Par Gaurav Sharma
Lors d’un rassemblement profondément émouvant au bureau d’arrondissement de Parc-Extension, des membres de la communauté et des organisations se sont réunis mardi pour pleurer la perte tragique de Manjeet Singh, un homme dont la lutte silencieuse s’est terminée seul dans le froid glacial d’un hiver canadien.
M. Singh a été retrouvé dans un parc en janvier dernier, après avoir succombé à des températures de gel extrêmes. Il n’est pas mort seulement du froid, mais des conditions qui l’ont laissé sans abri, sans soutien et sans espoir dans ses derniers moments.

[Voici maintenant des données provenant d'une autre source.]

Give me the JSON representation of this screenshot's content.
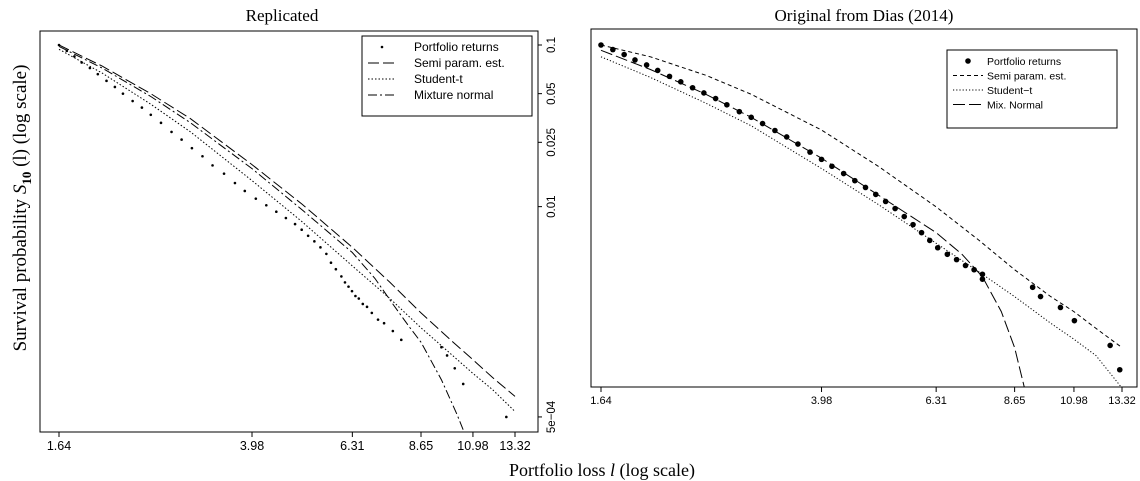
{
  "figure": {
    "ylabel_prefix": "Survival probability ",
    "ylabel_var": "S",
    "ylabel_sub": "10",
    "ylabel_suffix": " (l) (log scale)",
    "xlabel_prefix": "Portfolio loss ",
    "xlabel_var": "l",
    "xlabel_suffix": " (log scale)"
  },
  "chart_data": [
    {
      "type": "scatter",
      "title": "Replicated",
      "xlabel": "Portfolio loss l (log scale)",
      "ylabel": "Survival probability S10 (l) (log scale)",
      "x_scale": "log",
      "y_scale": "log",
      "xlim": [
        1.64,
        13.32
      ],
      "ylim": [
        0.00036,
        0.1
      ],
      "x_ticks": [
        1.64,
        3.98,
        6.31,
        8.65,
        10.98,
        13.32
      ],
      "x_tick_labels": [
        "1.64",
        "3.98",
        "6.31",
        "8.65",
        "10.98",
        "13.32"
      ],
      "y_ticks": [
        0.1,
        0.05,
        0.025,
        0.01,
        0.0005
      ],
      "y_tick_labels": [
        "0.1",
        "0.05",
        "0.025",
        "0.01",
        "5e−04"
      ],
      "y_axis_side": "right",
      "legend_position": "top-right",
      "series": [
        {
          "name": "Portfolio returns",
          "kind": "points",
          "marker_size": 1.3,
          "x": [
            1.64,
            1.7,
            1.76,
            1.82,
            1.89,
            1.96,
            2.04,
            2.12,
            2.2,
            2.3,
            2.4,
            2.5,
            2.62,
            2.75,
            2.88,
            3.02,
            3.17,
            3.32,
            3.5,
            3.68,
            3.85,
            4.05,
            4.25,
            4.45,
            4.65,
            4.85,
            5.0,
            5.15,
            5.3,
            5.45,
            5.6,
            5.72,
            5.85,
            6.0,
            6.1,
            6.2,
            6.3,
            6.4,
            6.5,
            6.62,
            6.75,
            6.9,
            7.1,
            7.3,
            7.6,
            7.9,
            9.5,
            9.75,
            10.1,
            10.5,
            12.8,
            13.32
          ],
          "y": [
            0.1,
            0.092,
            0.085,
            0.078,
            0.072,
            0.066,
            0.06,
            0.055,
            0.05,
            0.045,
            0.041,
            0.037,
            0.033,
            0.029,
            0.026,
            0.023,
            0.0205,
            0.018,
            0.016,
            0.014,
            0.0125,
            0.0112,
            0.0102,
            0.0093,
            0.0085,
            0.0078,
            0.0072,
            0.0066,
            0.0061,
            0.0056,
            0.0051,
            0.0045,
            0.0041,
            0.0037,
            0.0034,
            0.0032,
            0.003,
            0.0028,
            0.0027,
            0.0025,
            0.0024,
            0.0022,
            0.002,
            0.0019,
            0.0017,
            0.0015,
            0.00135,
            0.0012,
            0.001,
            0.0008,
            0.0005,
            0.00037
          ]
        },
        {
          "name": "Semi param. est.",
          "kind": "line",
          "dash": "11,4",
          "x": [
            1.64,
            2.0,
            2.5,
            3.0,
            3.98,
            5.0,
            6.31,
            7.5,
            8.65,
            10.0,
            10.98,
            12.0,
            13.32
          ],
          "y": [
            0.1,
            0.074,
            0.05,
            0.035,
            0.0182,
            0.0104,
            0.0056,
            0.0034,
            0.0022,
            0.00146,
            0.00113,
            0.00088,
            0.00067
          ]
        },
        {
          "name": "Student-t",
          "kind": "line",
          "dash": "1.5,2",
          "x": [
            1.64,
            2.0,
            2.5,
            3.0,
            3.98,
            5.0,
            6.31,
            7.5,
            8.65,
            10.0,
            10.98,
            12.0,
            13.32
          ],
          "y": [
            0.094,
            0.067,
            0.043,
            0.029,
            0.0145,
            0.0081,
            0.0043,
            0.0027,
            0.00178,
            0.0012,
            0.00093,
            0.00074,
            0.00054
          ]
        },
        {
          "name": "Mixture normal",
          "kind": "line",
          "dash": "9,3,2,3",
          "x": [
            1.64,
            2.0,
            2.5,
            3.0,
            3.98,
            5.0,
            6.31,
            7.0,
            7.6,
            8.2,
            8.65,
            9.5,
            10.2,
            10.7
          ],
          "y": [
            0.098,
            0.072,
            0.048,
            0.033,
            0.0172,
            0.0096,
            0.0052,
            0.0036,
            0.0025,
            0.0018,
            0.00145,
            0.00085,
            0.00052,
            0.00036
          ]
        }
      ]
    },
    {
      "type": "scatter",
      "title": "Original from Dias (2014)",
      "x_scale": "log",
      "y_scale": "log",
      "xlim": [
        1.64,
        13.32
      ],
      "ylim": [
        0.00045,
        0.1
      ],
      "x_ticks": [
        1.64,
        3.98,
        6.31,
        8.65,
        10.98,
        13.32
      ],
      "x_tick_labels": [
        "1.64",
        "3.98",
        "6.31",
        "8.65",
        "10.98",
        "13.32"
      ],
      "legend_position": "top-right",
      "series": [
        {
          "name": "Portfolio returns",
          "kind": "points",
          "marker_size": 2.8,
          "x": [
            1.64,
            1.72,
            1.8,
            1.88,
            1.97,
            2.06,
            2.16,
            2.26,
            2.37,
            2.48,
            2.6,
            2.72,
            2.86,
            3.0,
            3.14,
            3.3,
            3.46,
            3.62,
            3.8,
            3.98,
            4.15,
            4.35,
            4.55,
            4.75,
            4.95,
            5.15,
            5.35,
            5.55,
            5.75,
            5.95,
            6.15,
            6.35,
            6.6,
            6.85,
            7.1,
            7.35,
            7.6,
            7.6,
            9.3,
            9.6,
            10.4,
            11.0,
            12.7,
            13.2
          ],
          "y": [
            0.1,
            0.093,
            0.086,
            0.079,
            0.073,
            0.067,
            0.061,
            0.056,
            0.051,
            0.047,
            0.043,
            0.039,
            0.035,
            0.032,
            0.029,
            0.026,
            0.0235,
            0.021,
            0.0185,
            0.0165,
            0.0148,
            0.0132,
            0.0118,
            0.0106,
            0.0095,
            0.0085,
            0.0076,
            0.0067,
            0.0059,
            0.0052,
            0.0046,
            0.0041,
            0.0037,
            0.0034,
            0.0031,
            0.0029,
            0.0027,
            0.0025,
            0.0022,
            0.0019,
            0.0016,
            0.0013,
            0.00088,
            0.0006
          ]
        },
        {
          "name": "Semi param. est.",
          "kind": "line",
          "dash": "4,3",
          "x": [
            1.64,
            2.0,
            2.5,
            3.0,
            3.98,
            5.0,
            6.31,
            7.5,
            8.65,
            10.0,
            10.98,
            12.0,
            13.32
          ],
          "y": [
            0.1,
            0.083,
            0.062,
            0.046,
            0.0262,
            0.0148,
            0.0078,
            0.0046,
            0.0029,
            0.0019,
            0.0015,
            0.00115,
            0.00085
          ]
        },
        {
          "name": "Student−t",
          "kind": "line",
          "dash": "1.2,2",
          "x": [
            1.64,
            2.0,
            2.5,
            3.0,
            3.98,
            5.0,
            6.31,
            7.5,
            8.65,
            10.0,
            10.98,
            12.0,
            13.32
          ],
          "y": [
            0.083,
            0.06,
            0.04,
            0.028,
            0.0143,
            0.0081,
            0.0044,
            0.0028,
            0.0019,
            0.00125,
            0.00097,
            0.00075,
            0.00045
          ]
        },
        {
          "name": "Mix. Normal",
          "kind": "line",
          "dash": "12,4",
          "x": [
            1.64,
            2.0,
            2.5,
            3.0,
            3.98,
            5.0,
            6.31,
            7.0,
            7.6,
            8.2,
            8.65,
            9.0
          ],
          "y": [
            0.092,
            0.068,
            0.046,
            0.032,
            0.0168,
            0.0094,
            0.0052,
            0.0037,
            0.0026,
            0.0015,
            0.00085,
            0.00045
          ]
        }
      ]
    }
  ]
}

En Inde, une famille est plongée dans le deuil, son épouse, ses deux jeunes enfants et ses parents âgés, qui dépendaient tous de lui. Comme beaucoup de personnes qui viennent au Canada à la recherche d’une vie meilleure, M. Singh portait le poids des responsabilités à travers les continents. Mais confronté au chômage et à des difficultés croissantes, il s’est retrouvé incapable d’assurer même le besoin le plus fondamental, un endroit où vivre.

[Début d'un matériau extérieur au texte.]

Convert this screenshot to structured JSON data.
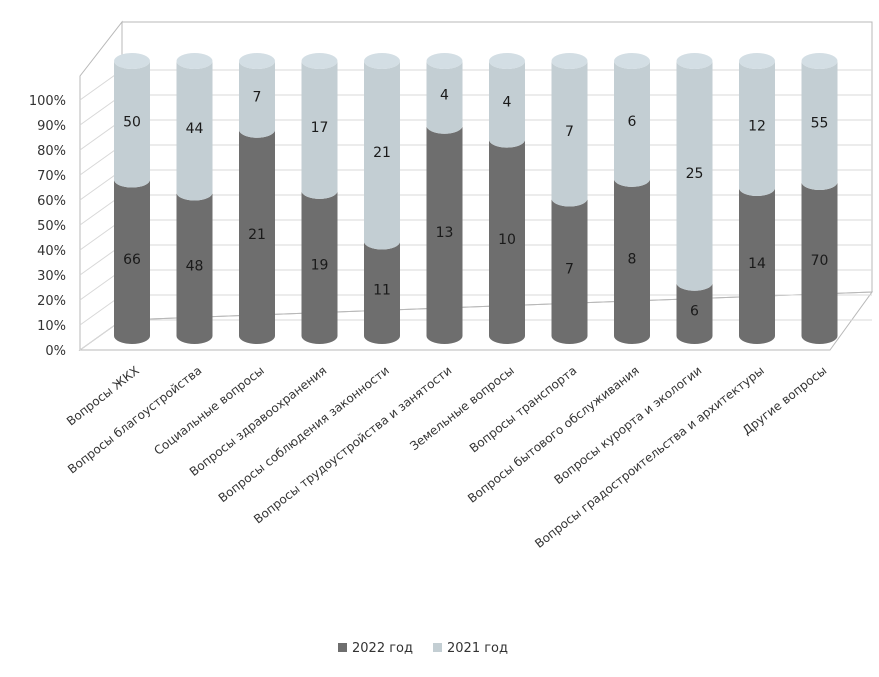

Des représentant·e·s d’organisations communautaires, dont CAPE, BIPE et le Centre des travailleurs et travailleuses immigrant·e·s, ont pris la parole devant la foule, partageant des mots empreints de tristesse, de colère et d’urgence. Ils ont parlé non seulement de M. Singh, mais aussi de nombreuses autres personnes invisibilisées, qui mènent des luttes silencieuses dans les rues.
Alors que les bougies vacillaient dans l’air froid du soir, les participant·e·s ont avancé pour donner ce qu’ils pouvaient. Les fonds seront envoyés pour soutenir la famille endeuillée de M. Singh en Inde, un geste modeste de solidarité face à une perte immense.
Mais pour beaucoup de personnes présentes, une question persistait douloureusement, cela aurait-il pu être évité ?
Au Centre des travailleurs et travailleuses immigrant·e·s, nous l’affirmons clairement, ce drame n’avait rien d’inévitable. Les travailleuses et travailleurs migrants sont poussés vers des conditions de précarité extrême par des choix politiques. Privé·e·s d’un statut stable, exclu·e·s des protections sociales et contraint·e·s d’accepter des emplois précaires et sous-payés, beaucoup se retrouvent à un pas de l’itinérance. Lorsque l’hiver arrive, cette précarité devient mortelle.
Il ne s’agit pas de négligence, mais d’un abandon systémique. Les gouvernements à tous les niveaux ont mis en place et maintiennent un système dans lequel la vie des migrant·e·s est traitée comme une main-d’œuvre jetable, utile seulement tant qu’elle génère du profit, puis abandonnée. Ce sont ces mêmes politiques qui refusent l’accès au logement, aux soins de santé et aux protections de base qui ont rendu cette mort possible.
Manjeet Singh n’est pas mort seulement à cause du froid. Il est mort parce qu’un système l’a abandonné à chaque étape.
La mort de Manjeet Singh n’est pas seulement une tragédie, c’est un signal d’alarme. Un rappel que derrière chaque statistique se trouve une vie humaine, une famille, et une histoire qui méritait une autre fin.